Pertama, perempuan (anak) boleh berpuasa atas nama orang tua yang telah meninggal.

Kedua, barang yang telah disedekahkan oleh anak kepada orang tua boleh diwarisi sang anak ketika orang tuanya meninggal. Barang tersebut boleh juga dimanfaatkan tetapi makruh untuk dijual.

Ketiga, boleh menghajikan orang yang telah meninggal atau orang yang tidak mampu melakukannya disebabkan faktor fisik. Hal ini telah disepakati oleh sebagian besar ulama.

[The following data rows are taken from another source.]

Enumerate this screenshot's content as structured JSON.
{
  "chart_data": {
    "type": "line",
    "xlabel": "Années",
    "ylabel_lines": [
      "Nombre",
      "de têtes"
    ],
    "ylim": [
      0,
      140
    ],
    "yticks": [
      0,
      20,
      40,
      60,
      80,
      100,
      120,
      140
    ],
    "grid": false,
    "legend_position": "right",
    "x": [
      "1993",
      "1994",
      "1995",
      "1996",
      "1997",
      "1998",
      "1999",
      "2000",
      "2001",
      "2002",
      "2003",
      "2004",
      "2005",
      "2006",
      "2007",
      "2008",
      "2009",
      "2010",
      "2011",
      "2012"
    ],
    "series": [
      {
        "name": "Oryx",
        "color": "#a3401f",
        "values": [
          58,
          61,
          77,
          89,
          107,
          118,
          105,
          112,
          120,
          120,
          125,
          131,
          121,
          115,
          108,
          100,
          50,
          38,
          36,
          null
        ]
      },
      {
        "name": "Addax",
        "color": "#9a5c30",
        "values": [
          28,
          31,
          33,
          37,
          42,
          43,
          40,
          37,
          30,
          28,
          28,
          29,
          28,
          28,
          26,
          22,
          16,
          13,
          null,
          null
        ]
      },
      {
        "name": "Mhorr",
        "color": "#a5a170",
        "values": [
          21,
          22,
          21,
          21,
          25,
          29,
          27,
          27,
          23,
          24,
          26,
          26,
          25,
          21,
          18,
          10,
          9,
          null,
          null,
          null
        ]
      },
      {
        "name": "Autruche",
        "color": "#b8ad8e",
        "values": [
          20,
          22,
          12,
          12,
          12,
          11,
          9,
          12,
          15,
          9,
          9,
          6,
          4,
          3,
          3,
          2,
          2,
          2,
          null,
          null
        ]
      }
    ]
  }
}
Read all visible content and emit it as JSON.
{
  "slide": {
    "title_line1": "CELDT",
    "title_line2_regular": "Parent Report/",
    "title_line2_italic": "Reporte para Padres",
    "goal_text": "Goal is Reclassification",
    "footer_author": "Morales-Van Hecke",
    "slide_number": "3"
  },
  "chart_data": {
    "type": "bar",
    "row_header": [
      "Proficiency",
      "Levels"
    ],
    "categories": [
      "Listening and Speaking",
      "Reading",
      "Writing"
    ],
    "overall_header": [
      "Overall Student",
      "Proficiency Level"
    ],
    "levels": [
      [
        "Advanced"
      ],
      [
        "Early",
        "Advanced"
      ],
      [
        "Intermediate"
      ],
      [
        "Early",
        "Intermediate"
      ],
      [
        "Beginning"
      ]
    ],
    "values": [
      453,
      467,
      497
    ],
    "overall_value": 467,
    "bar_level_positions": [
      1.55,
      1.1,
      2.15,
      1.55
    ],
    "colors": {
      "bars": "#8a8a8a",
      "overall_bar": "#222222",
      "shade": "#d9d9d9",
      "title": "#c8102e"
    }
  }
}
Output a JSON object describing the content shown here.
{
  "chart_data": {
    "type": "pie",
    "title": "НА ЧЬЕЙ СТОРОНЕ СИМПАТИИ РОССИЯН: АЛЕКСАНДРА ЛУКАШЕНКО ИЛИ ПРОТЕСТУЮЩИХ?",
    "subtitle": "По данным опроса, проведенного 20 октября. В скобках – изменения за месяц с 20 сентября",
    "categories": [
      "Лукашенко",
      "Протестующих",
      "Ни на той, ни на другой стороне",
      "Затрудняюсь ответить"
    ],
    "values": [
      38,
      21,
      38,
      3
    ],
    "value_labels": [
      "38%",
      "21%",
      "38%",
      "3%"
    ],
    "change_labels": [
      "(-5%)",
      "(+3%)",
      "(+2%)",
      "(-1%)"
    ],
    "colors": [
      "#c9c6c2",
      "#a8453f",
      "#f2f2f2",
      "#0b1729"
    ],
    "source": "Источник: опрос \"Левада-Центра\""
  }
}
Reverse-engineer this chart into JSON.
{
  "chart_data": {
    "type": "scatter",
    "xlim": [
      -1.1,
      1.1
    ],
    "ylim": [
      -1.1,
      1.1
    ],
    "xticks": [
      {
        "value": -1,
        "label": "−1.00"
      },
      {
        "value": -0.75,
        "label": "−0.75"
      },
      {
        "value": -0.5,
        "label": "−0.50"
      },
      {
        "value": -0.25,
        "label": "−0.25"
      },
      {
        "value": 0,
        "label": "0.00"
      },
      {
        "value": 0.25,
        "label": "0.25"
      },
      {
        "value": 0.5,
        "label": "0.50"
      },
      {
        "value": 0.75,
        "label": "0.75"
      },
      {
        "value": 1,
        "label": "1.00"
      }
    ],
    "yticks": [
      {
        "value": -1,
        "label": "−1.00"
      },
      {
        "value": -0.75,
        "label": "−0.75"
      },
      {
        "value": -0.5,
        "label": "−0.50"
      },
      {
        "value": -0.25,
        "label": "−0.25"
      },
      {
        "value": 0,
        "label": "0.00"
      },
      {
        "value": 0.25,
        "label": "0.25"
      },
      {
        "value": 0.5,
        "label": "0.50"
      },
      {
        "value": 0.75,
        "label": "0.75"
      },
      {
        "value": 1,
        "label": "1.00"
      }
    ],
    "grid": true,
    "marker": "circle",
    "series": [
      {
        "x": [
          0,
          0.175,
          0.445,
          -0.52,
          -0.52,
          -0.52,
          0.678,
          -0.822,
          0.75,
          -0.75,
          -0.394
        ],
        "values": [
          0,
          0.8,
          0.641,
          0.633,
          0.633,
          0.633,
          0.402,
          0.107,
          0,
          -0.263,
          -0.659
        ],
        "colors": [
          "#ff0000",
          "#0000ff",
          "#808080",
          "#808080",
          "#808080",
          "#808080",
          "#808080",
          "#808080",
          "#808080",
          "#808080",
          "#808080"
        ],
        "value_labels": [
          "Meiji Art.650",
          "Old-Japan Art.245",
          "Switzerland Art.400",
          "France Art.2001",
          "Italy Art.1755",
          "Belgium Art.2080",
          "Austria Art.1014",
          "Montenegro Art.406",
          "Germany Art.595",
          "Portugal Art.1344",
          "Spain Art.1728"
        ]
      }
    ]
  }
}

Dari hadis yang diriwayatkan Maimunah, kita dapat mengetahui bahwa kerabat yang miskin lebih pantas menetima sedekah dari pada orang lain. Jika kerabat itu membutuhkan pelayan untuk rumah tangganya, memberikan pelayan kepadanya lebih baik dari pada memerdekakan budak. Sebab, yang diperoleh dalam memberikan pelayanan kepadanya adalah dua pahala: pahala sedekah dan pahala silaturahmi.

Dalam hadis yang diriwayatkan Aisyah dan Abu Hurairah terdapat anjuran agar perempuan berbuat baik kepada tetangga, utamanya tetangga terdekat. Sebab, dialah orang yang sring melihat dan mengetahui makanan atau barang yang masuk ke rumah kita. Dia juga kadang lebih mengetahui keadaan kita serta lebih cepat memberikan bantuan jika ada kesulitan yang menimpa kita, utamanya ketika kita sedang lengah. Selanjutnya, salah satu etika bertetangga adalah tidak meremehkan sekecil apapun sedekah yang diberikannya. Bahkan, kita dianjurkan untuk bersedekah apa saja yang bermanfaat untuk tetangga kita. Selain sedekah berupa materi, sedekah dalam bentuk nasehat keagamaan dan kehidupan duniawi juga sangat dianjurkan.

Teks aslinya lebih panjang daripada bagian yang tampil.